Multiplication by a matrix in GL rotates a plane's basis?

[joej24]

Let A = (a_{ij}) be a k\times n matrix of rank k.
The k row vectors, a_i are linearly independent and span a k-dimensional plane in \mathbb{R}^n.

In "Geometry, Topology, and Physics" (Ex 5.5 about the Grassmann manifold), the author states that for a matrix g\in \textrm{GL}(k,\mathbb{R}),
\overline{A} = gA defines the same plane as A because g simply rotates the basis within the k-plane.

I'm having trouble seeing this.

 

[andrewkirk]

Let $r_j$ denote the $j$th row of $A$, and consider a vector $v$ that is normal to the $k$-dimensional plane.

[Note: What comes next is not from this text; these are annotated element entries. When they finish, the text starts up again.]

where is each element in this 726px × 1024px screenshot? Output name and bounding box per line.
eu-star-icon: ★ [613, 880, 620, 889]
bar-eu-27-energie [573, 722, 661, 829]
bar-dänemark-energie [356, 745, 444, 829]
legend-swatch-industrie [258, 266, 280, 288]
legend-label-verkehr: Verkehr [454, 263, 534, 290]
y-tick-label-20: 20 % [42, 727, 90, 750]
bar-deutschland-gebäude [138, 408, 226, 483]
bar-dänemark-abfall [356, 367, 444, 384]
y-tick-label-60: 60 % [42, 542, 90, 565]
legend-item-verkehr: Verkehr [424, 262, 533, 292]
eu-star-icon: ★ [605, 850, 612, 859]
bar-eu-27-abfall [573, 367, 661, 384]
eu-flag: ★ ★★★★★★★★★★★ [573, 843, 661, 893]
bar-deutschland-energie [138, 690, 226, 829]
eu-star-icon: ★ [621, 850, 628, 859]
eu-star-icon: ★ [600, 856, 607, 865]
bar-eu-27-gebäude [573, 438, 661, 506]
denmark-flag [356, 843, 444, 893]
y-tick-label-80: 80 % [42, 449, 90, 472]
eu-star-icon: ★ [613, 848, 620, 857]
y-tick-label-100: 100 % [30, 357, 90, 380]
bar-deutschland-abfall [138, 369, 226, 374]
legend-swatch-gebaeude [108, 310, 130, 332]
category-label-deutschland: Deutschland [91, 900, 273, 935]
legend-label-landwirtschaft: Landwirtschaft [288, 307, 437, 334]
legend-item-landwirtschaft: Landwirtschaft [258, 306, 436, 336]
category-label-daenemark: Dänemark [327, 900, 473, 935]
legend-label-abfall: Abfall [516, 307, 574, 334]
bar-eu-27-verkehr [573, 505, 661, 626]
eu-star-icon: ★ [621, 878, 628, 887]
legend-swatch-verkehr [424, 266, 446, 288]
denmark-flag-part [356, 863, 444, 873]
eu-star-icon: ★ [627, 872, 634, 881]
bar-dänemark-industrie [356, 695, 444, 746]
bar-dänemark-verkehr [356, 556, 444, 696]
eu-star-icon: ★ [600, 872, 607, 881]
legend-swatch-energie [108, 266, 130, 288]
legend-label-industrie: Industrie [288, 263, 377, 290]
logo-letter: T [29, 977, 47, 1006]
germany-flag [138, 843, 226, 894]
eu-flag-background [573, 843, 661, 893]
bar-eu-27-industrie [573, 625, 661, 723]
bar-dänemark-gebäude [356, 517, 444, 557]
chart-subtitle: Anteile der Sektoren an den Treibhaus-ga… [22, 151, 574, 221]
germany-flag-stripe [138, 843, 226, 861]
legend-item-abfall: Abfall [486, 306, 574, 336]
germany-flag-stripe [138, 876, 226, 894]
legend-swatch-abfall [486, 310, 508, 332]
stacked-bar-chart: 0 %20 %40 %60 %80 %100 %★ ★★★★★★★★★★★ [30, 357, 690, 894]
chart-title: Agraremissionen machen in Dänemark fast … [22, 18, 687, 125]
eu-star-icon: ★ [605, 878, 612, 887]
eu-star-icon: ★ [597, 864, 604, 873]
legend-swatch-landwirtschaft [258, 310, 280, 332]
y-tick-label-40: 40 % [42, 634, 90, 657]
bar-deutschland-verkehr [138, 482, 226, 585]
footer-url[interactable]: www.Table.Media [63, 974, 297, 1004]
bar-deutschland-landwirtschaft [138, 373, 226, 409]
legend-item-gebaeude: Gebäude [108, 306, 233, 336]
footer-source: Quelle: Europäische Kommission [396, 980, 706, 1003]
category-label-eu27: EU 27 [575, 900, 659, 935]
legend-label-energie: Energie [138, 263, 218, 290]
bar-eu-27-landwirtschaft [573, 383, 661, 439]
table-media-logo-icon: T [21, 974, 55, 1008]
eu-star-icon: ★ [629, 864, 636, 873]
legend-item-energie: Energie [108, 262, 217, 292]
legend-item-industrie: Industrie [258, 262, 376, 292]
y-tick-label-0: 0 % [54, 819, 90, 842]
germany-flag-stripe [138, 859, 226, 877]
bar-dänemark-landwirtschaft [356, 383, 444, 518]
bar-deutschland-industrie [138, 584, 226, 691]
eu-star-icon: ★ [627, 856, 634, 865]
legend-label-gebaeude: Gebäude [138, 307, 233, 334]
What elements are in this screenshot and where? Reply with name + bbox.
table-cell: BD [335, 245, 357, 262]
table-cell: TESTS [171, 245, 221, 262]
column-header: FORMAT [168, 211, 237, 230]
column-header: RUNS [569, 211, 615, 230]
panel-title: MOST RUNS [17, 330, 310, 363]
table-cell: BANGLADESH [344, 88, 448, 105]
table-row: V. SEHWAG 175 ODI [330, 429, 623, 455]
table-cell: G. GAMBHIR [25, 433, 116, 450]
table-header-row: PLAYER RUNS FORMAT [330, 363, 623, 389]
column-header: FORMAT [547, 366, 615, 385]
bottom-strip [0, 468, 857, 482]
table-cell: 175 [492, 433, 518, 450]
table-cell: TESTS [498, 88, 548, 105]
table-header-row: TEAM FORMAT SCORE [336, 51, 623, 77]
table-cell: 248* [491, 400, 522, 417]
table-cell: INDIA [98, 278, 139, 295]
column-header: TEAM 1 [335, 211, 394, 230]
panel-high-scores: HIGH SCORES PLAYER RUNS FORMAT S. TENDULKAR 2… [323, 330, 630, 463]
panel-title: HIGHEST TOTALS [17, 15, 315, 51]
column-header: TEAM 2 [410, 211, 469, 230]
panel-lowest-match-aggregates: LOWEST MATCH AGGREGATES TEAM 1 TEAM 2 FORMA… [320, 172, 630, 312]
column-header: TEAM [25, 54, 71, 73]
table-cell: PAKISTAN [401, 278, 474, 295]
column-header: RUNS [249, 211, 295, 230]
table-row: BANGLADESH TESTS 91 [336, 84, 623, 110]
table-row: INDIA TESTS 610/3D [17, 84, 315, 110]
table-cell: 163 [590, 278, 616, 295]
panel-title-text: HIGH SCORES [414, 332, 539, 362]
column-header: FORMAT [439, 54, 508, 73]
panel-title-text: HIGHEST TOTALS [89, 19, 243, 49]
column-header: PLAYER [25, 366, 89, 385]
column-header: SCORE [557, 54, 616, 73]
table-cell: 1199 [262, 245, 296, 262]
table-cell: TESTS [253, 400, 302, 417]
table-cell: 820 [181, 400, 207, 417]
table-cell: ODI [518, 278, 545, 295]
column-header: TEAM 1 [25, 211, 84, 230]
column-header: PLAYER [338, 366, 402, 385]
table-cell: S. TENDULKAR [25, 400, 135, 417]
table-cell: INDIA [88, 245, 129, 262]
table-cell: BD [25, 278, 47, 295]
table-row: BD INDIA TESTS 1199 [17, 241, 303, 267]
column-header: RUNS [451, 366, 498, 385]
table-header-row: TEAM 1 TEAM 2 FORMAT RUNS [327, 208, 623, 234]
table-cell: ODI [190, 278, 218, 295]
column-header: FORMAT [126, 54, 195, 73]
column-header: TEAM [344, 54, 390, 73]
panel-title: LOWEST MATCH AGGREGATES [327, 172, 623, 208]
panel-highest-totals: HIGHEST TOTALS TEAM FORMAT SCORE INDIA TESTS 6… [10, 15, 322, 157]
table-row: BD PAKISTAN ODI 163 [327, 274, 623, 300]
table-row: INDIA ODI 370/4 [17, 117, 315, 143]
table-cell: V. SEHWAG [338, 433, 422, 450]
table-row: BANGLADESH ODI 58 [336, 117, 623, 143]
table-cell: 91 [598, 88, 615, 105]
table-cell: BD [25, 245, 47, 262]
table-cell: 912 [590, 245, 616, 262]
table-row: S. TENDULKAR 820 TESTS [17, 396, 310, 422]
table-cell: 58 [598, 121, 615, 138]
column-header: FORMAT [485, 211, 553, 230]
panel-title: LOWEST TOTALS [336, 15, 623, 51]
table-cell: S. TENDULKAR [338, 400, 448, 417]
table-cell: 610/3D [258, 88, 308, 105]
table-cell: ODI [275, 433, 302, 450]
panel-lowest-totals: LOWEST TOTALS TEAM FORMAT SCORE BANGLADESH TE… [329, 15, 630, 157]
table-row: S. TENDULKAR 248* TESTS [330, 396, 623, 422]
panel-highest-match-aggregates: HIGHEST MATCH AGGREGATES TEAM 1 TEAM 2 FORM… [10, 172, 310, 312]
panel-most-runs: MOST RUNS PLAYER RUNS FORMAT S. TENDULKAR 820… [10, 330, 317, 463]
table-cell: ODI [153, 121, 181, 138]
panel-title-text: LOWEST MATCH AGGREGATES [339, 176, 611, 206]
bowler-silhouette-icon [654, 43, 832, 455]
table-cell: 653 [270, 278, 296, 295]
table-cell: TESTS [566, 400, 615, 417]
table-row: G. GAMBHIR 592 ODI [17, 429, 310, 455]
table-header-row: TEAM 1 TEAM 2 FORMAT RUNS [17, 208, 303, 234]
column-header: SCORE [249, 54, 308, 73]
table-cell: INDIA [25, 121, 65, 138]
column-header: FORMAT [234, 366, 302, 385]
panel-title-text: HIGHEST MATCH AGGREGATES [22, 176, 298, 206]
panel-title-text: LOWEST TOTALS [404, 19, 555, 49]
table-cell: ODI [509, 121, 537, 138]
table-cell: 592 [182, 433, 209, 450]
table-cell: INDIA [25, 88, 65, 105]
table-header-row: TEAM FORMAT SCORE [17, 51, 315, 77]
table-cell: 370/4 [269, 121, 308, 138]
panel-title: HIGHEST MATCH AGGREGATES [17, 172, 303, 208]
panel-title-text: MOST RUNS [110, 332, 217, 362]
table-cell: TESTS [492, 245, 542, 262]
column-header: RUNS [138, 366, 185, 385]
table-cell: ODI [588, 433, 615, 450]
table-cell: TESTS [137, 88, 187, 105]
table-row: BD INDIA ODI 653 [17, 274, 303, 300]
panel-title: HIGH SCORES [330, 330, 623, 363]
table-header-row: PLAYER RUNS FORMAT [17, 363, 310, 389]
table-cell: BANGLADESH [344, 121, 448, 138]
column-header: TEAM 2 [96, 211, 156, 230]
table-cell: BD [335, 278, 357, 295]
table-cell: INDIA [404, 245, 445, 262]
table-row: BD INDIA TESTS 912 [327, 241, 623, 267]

Note that $v$ must be perpendicular to all $r_j$, so $r_j\cdot n=0$.

Then $Av=0$ since the $j$th component of $An$ is $r_j\cdot v$.

So $\bar Av=(gA)v=g(Av)=g\mathbf 0=\mathbf0$. So $v$ is also normal to the plane defined by $\bar A$. Since that holds for all $(n-k)$ basis vectors of the null space of $A$, and the rank of $\bar A$ is the same as that of $A$, the plane (its rowspace) must be the same.

 

[joej24]

Thank you, I understand now. When you say

Since that holds for all $(n-k)$ basis vectors of the null space of $A$

this means that all the $v$ perpendicular to the $k$-dimensional plane satisfy $\overline{A} v = 0$.